Meralda frowned, but said nothing. She looked up and up, seeing the flat with her eyes, and the latch with her Sight, and she took a breath and found the first retaining wand with her right hand and lifted it.

People in the park below saw, and the din of conversation muted. “Look!” cried a man. “Here she goes!”

Meralda spoke the word that released the first refractor. The wand went hot, and then cold, and it twitched in her grasp as the spell leaped away toward the latch.

A ragged hush moved over the crowd. Meralda felt hundreds of eyes upon her. Sweat broke out on her forehead, and she resisted the urge to step back away from the rail and out of sight.

The first spell reached the latch, and stopped. Meralda spoke and released the second, and the third, and the fourth, and then she dropped the frost-rimed wand in a bucket of water and watched and waited.

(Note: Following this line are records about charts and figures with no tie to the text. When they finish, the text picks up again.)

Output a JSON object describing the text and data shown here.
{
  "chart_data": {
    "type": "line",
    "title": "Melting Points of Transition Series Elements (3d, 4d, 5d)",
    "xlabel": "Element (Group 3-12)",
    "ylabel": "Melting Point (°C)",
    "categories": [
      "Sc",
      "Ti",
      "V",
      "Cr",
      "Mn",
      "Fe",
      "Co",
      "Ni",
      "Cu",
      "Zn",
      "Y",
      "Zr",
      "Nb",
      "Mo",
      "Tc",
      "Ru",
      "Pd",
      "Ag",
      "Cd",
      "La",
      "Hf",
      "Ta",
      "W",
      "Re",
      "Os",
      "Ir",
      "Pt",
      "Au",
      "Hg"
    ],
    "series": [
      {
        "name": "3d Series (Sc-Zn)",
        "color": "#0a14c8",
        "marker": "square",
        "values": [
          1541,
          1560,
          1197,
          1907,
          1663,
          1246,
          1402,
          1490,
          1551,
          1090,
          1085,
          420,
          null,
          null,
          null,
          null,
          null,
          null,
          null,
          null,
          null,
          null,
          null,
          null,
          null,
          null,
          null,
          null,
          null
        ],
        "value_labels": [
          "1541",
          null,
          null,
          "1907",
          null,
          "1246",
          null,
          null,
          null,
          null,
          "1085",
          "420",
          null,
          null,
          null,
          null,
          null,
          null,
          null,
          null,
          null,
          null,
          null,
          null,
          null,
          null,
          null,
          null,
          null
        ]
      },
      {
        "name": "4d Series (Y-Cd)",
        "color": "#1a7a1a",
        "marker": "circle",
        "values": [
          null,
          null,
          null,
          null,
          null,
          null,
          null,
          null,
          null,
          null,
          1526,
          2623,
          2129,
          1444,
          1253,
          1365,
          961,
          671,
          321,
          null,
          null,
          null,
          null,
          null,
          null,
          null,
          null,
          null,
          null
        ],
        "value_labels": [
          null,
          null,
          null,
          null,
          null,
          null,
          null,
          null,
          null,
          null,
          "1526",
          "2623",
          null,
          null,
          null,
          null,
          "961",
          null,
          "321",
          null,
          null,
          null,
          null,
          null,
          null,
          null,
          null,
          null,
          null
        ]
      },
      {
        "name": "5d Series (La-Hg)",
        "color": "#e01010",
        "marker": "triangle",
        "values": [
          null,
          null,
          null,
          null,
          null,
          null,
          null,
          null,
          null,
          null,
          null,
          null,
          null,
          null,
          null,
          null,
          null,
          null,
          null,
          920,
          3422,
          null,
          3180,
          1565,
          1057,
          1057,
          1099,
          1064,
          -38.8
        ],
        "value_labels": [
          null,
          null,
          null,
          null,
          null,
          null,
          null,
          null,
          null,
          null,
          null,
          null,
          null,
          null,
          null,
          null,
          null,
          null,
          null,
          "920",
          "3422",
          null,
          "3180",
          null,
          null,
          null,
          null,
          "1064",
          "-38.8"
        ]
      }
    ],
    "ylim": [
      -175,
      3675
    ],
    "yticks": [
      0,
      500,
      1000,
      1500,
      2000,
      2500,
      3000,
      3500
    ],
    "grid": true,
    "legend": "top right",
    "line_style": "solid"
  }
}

Without Sight, Meralda knew, the Tower appeared unchanged. But seen through trained eyes, the latch was a murky sphere impaled by a quarter of the Tower’s upper length, and the refractors were shreds of playful rainbows racing and darting just within the sphere’s smooth skin.

Meralda groped for her staff, her eyes still upon the spells. “To your right,” said Mug, and it was.

“A bit of flourish, now,” said Mug. “The taxpayers are watching.”

Meralda lifted her staff, and though shouting the final word was hardly necessary she did speak it in a loud, commanding voice.

“Disperse!”

Her staff made a cracking noise, like the breaking of dry timber, and the darting shreds of rainbows vanished as they fell into place. The dark sphere about the Tower grew fainter, and fainter, and though the Tower’s shadow was small and fat in the midday sun, the shadow shrank, inching back over the grass toward the foot of the Tower.

“So far so good,” said Mug. Half his eyes were on the Tower. The other half were on the brass-faced stopwatch clicking madly away on Meralda’s workbench. “Fifteen seconds since unlatching.”

Meralda turned her gaze from the flat and watched the shadow shrink. Spectators drew hastily back into the sun, though one child followed the line of darkness, stamping it with his foot as it moved, until he reached a stern-faced guard and was marched away from the Tower.

“Forty seconds,” said Mug.

Meralda wiped her brow with her hand. Elation rose within her. I’ve done it, she thought. It’s going to work.

She turned her Sight back to the latch. Faint as distant smoke against the blue of the sky and the black of the Tower, Meralda struggled to see it.

“Eighty seconds,” said Mug. “Shadow nearly gone.”